Hello Robert! I read The Ten Thousand Things a few months ago, and now I've just started Depending on No-thing. Thanks for bringing clarity to these existential questions. Who does not have them? Once you are well-fed, have a family, and are essentially "happy,” you still need meaning, right? I am happy, Robert, but I still feel “I don't get it,” as if something were missing.
I wanted to know your opinion about Tony Parsons. I'm sure you are familiar with his content, but just in case, what he says is essentially: "This is all energy which is apparently having this form, but all there is is this. I am not a person anymore. I have no relationships. Responses from this body-mind just happen. What do you think about that, Robert?
In your case, it seems that the old Robert is not there anymore, but you still feel love—say, for your wife? If something goes wrong, will you (the person that these eyes can see) be sad?
Thanks a lot! Carl.
Hi, Carl.
To begin with, what your eyes see is not a “person” but a body. What I am cannot be seen with your eyes since it includes perceptions, feelings, and thoughts that are entirely invisible to you and always will be. All you know about me is your projections and assumptions based on my words and other behaviors. The same is true of what you think you know about Tony Parsons.
I have seen Tony Parsons on video. He seems like a friendly sort. He talks about one big idea that works for him—“I don’t exist.” That idea would not settle anything for me, but if he’s happy with it, mazel tov.
You say that you are essentially happy but still need meaning because even though you have all the ingredients for contentment, you still feel something is missing. That seems to be a common human experience. It is the first of Buddha’s four noble truths, often mistranslated as: “All life is suffering.”
A fair translation of the word “dukkha,” which is the word he reputedly used, is not “suffering” but “unsatisfactoriness.” So, he was not saying that all life is suffering but that something about our lives feels unsatisfactory no matter how good we have it.

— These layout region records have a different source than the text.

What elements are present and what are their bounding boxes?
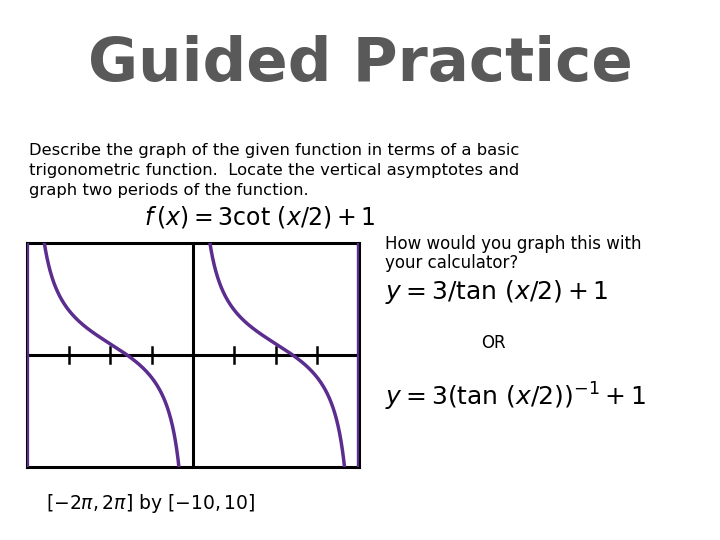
Text: your calculator?: your calculator? [385,254,518,272]
Text: $y = 3/\tan\,(x/2)+1$: $y = 3/\tan\,(x/2)+1$ [385,278,609,306]
Text: $y = 3\left(\tan\,(x/2)\right)^{-1}+1$: $y = 3\left(\tan\,(x/2)\right)^{-1}+1$ [385,381,647,413]
Text: Describe the graph of the given function in terms of a basic: Describe the graph of the given function… [29,143,519,158]
Text: $f\,(x) = 3\cot\,(x/2)+1$: $f\,(x) = 3\cot\,(x/2)+1$ [143,204,375,230]
Text: graph two periods of the function.: graph two periods of the function. [29,183,308,198]
Text: trigonometric function.  Locate the vertical asymptotes and: trigonometric function. Locate the verti… [29,163,519,178]
Text: OR: OR [481,334,505,352]
Text: $[-2\pi, 2\pi]$ by $[-10,10]$: $[-2\pi, 2\pi]$ by $[-10,10]$ [47,492,256,515]
Text: Guided Practice: Guided Practice [88,35,632,94]
Text: How would you graph this with: How would you graph this with [385,235,642,253]
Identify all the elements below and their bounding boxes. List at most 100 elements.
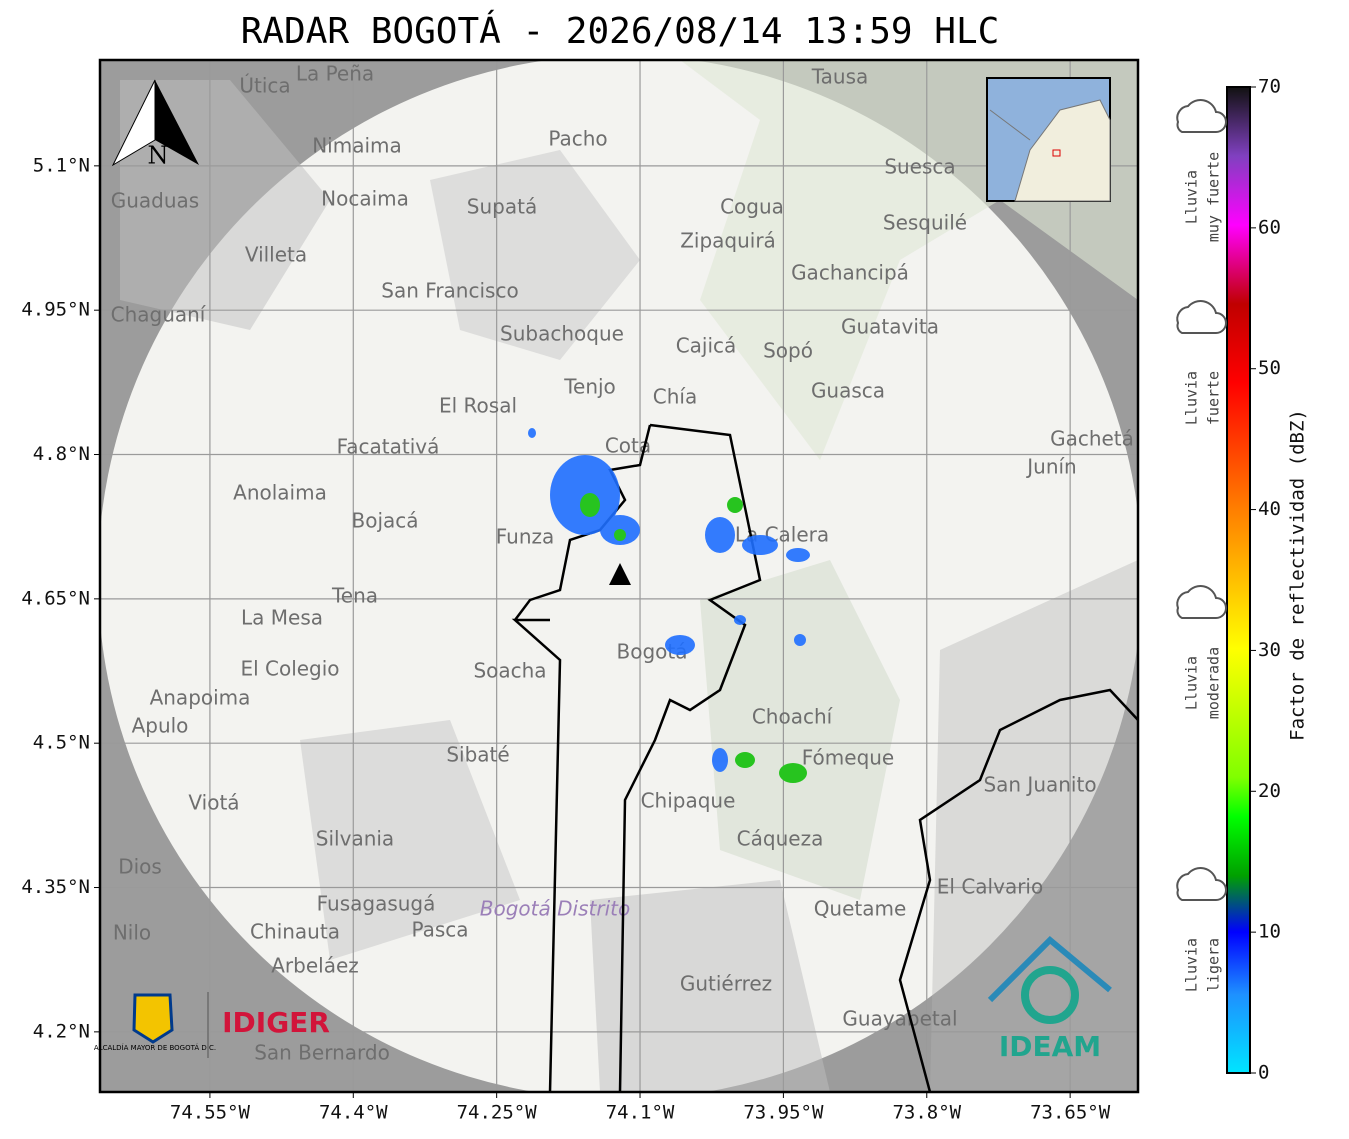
alcaldia-logo: ALCALDÍA MAYOR DE BOGOTÁ D.C. [94,1043,216,1052]
place-label: Cáqueza [737,827,824,851]
place-label: Gachetá [1050,427,1134,451]
inset-map [986,77,1111,202]
place-label: Cogua [720,195,784,219]
place-label: Chinauta [250,920,340,944]
place-label: La Peña [296,62,374,86]
lat-tick-label: 4.65°N [21,587,90,609]
rain-icon [1176,867,1227,901]
place-label: Tena [331,584,378,608]
lat-tick-label: 4.5°N [33,732,90,754]
place-label: Villeta [245,243,307,267]
place-label: Nimaima [312,134,402,158]
place-label: Anolaima [233,481,327,505]
place-label: Soacha [473,659,546,683]
place-label: Guasca [811,379,885,403]
place-label: Fómeque [802,746,895,770]
place-label: El Colegio [240,657,339,681]
colorbar-tick-label: 40 [1258,498,1281,520]
place-label: Arbeláez [271,954,359,978]
colorbar-tick-label: 0 [1258,1062,1269,1084]
place-label: Choachí [752,705,834,729]
place-label: El Calvario [937,875,1043,899]
logos: ALCALDÍA MAYOR DE BOGOTÁ D.C. IDIGER IDE… [94,935,1112,1063]
lat-tick-label: 4.35°N [21,876,90,898]
rain-category-label: Lluvia [1183,938,1201,992]
lon-tick-label: 73.65°W [1030,1102,1111,1124]
place-label: La Mesa [241,606,323,630]
idiger-logo: IDIGER [222,1006,330,1039]
place-label: Sibaté [446,743,509,767]
ideam-logo: IDEAM [999,1030,1101,1063]
rain-category-label: fuerte [1205,371,1223,425]
rain-icon [1176,300,1227,334]
place-label: Guayabetal [842,1007,957,1031]
place-label: Chía [653,385,697,409]
north-arrow: N [111,79,199,170]
place-label: Facatativá [337,435,440,459]
place-label: Cajicá [676,334,737,358]
rain-icon [1176,99,1227,133]
lat-tick-label: 5.1°N [33,154,90,176]
north-label: N [148,142,169,170]
colorbar: 0 10 20 30 40 50 60 70 Factor de reflectividad (… [1176,76,1309,1084]
lon-tick-label: 74.4°W [319,1102,388,1124]
place-label: Bojacá [351,509,418,533]
place-label: Viotá [188,791,239,815]
rain-category-label: Lluvia [1183,170,1201,224]
colorbar-label: Factor de reflectividad (dBZ) [1287,409,1309,741]
colorbar-tick-label: 50 [1258,357,1281,379]
place-label: Útica [239,74,290,98]
place-label: Funza [496,525,555,549]
colorbar-tick-label: 70 [1258,76,1281,98]
place-label: Tausa [811,65,869,89]
place-label: Guatavita [841,315,939,339]
place-label: Nocaima [321,187,409,211]
place-label: Chaguaní [111,303,207,327]
lat-tick-label: 4.8°N [33,443,90,465]
lon-tick-label: 73.95°W [743,1102,824,1124]
place-label: Pacho [548,127,607,151]
lat-tick-label: 4.95°N [21,299,90,321]
rain-category-label: ligera [1205,938,1223,992]
place-label: Gutiérrez [680,972,772,996]
lon-tick-label: 74.55°W [170,1102,251,1124]
place-label: Suesca [884,155,955,179]
lat-tick-label: 4.2°N [33,1020,90,1042]
place-label: Silvania [316,827,394,851]
rain-icon [1176,585,1227,619]
place-label: Zipaquirá [680,229,776,253]
lon-tick-label: 73.8°W [892,1102,961,1124]
place-label: San Bernardo [254,1041,390,1065]
place-label: El Rosal [439,394,517,418]
colorbar-tick-label: 20 [1258,780,1281,802]
place-label: Nilo [113,921,151,945]
place-label: Apulo [132,714,189,738]
colorbar-tick-label: 10 [1258,921,1281,943]
lon-tick-label: 74.1°W [606,1102,675,1124]
rain-category-label: moderada [1205,647,1223,719]
place-label: Gachancipá [791,261,909,285]
title: RADAR BOGOTÁ - 2026/08/14 13:59 HLC [241,10,1000,52]
place-label: San Francisco [381,279,518,303]
place-label: Subachoque [500,322,624,346]
rain-category-label: Lluvia [1183,371,1201,425]
place-label: Tenjo [563,375,616,399]
place-label: Anapoima [150,686,251,710]
place-label: Quetame [814,897,907,921]
place-label: Sopó [763,339,813,363]
place-label: Chipaque [641,789,736,813]
place-label: Pasca [411,918,468,942]
place-label: San Juanito [983,773,1096,797]
place-label: Guaduas [111,189,199,213]
place-label: Junín [1025,455,1076,479]
rain-category-label: Lluvia [1183,656,1201,710]
rain-category-label: muy fuerte [1205,152,1223,242]
place-label: Supatá [467,195,537,219]
colorbar-tick-label: 60 [1258,216,1281,238]
place-label: Dios [118,855,162,879]
place-label: Fusagasugá [317,892,436,916]
colorbar-tick-label: 30 [1258,639,1281,661]
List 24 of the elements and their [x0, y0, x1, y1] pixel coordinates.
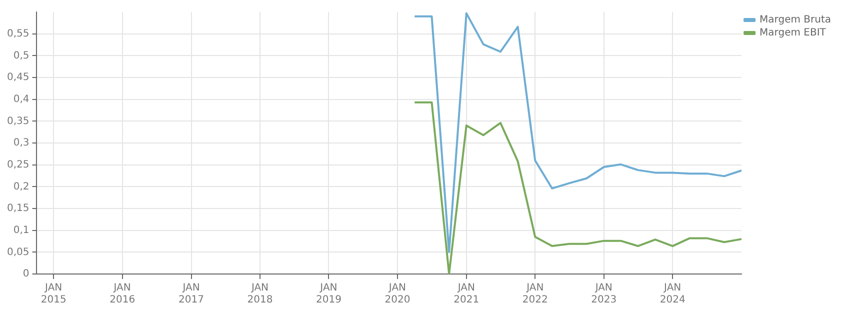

Speaking personally, I may be sitting beside my beloved wife and feel great contentment because she is here to share this moment with me, but in the next moment, I might remember that she will die, and I will have to go on without her, or vice versa, so this contentment cannot grasped and preserved, but can only be felt when it arises and enjoyed while it is present. Like the wind in the trees, contentment just comes and goes regardless of what I might want. And that is dukkha.
Dukkha is like a hayride. You are rolling around in the hay with a bottle of wine and a pretty girl, having a fine old time, but one of the wheels has a flat spot that keeps coming around as the wagon moves forward. So it all seems like a smooth cruise until, suddenly, clunk! That’s life, amigo, and “finding meaning” won’t fix it, for even “meaning” is time-bound and temporary and has its flat spots. What may feel meaningful right now might seem meaningless five minutes from now. And what if there is no meaning apart from living until one dies? Then, if you keep searching for “meaning,” you might be overlooking the only meaning there is: this right now.
Of course, I will feel sad when something goes wrong for someone I love. When I had to put down my old German shepherd, Tuki, I had a pain in my chest around my heart that lasted for many weeks. Later, as these things go, the pain subsided, and I was left with memories and an appreciation for the depth of the love she and I shared. That’s pretty normal, isn’t it?
In my view, the idea that “awake” means that one feels less, cares less, or is made immune from grief and sadness is a complete misunderstanding and a denial of one’s humanity. My experience of “awake” is that one feels more human, not less, and so the pain and suffering of this world—this vale of tears—feels more present, more real, not less real. With that in mind, if you feel happy, you are lucky. So many of us humans are not only not feeling happy but are oppressed, enslaved, born into unremitting poverty, perpetually hungry, without clean water to drink, and without even a safe place to lay our heads and sleep.
Enjoy what you have while you have it. You never know when it will be taken from you.
I wish you well.
Sterling Doughty: My experience of “awake” is that one feels more human, not less, and so the pain and suffering of this world—this vale of tears—feels more present, more real, not less real. Robert is correct here. That is how it is. More real, more intense, more total. Sometimes wonderful, often not, but when you are awake, reality does not go away. Of course, it doesn't mean you always have to like it.
Righto, Sterling.
“Reality is that which, when you stop believing in it, doesn't go away.”
―Philip K. Dick
View the video record of The Gathering At Todos Santos
Well said! ❤️
It’s always welcome on my end to be reminded of ‘Memento Mori’, I remember this powerful message written in 4T…or perhaps in one of your responses here on Substack🤔. Seems to go well with your response to this question also. I’m so at ease with your message/philosophy on what this life is. Thanks Robert.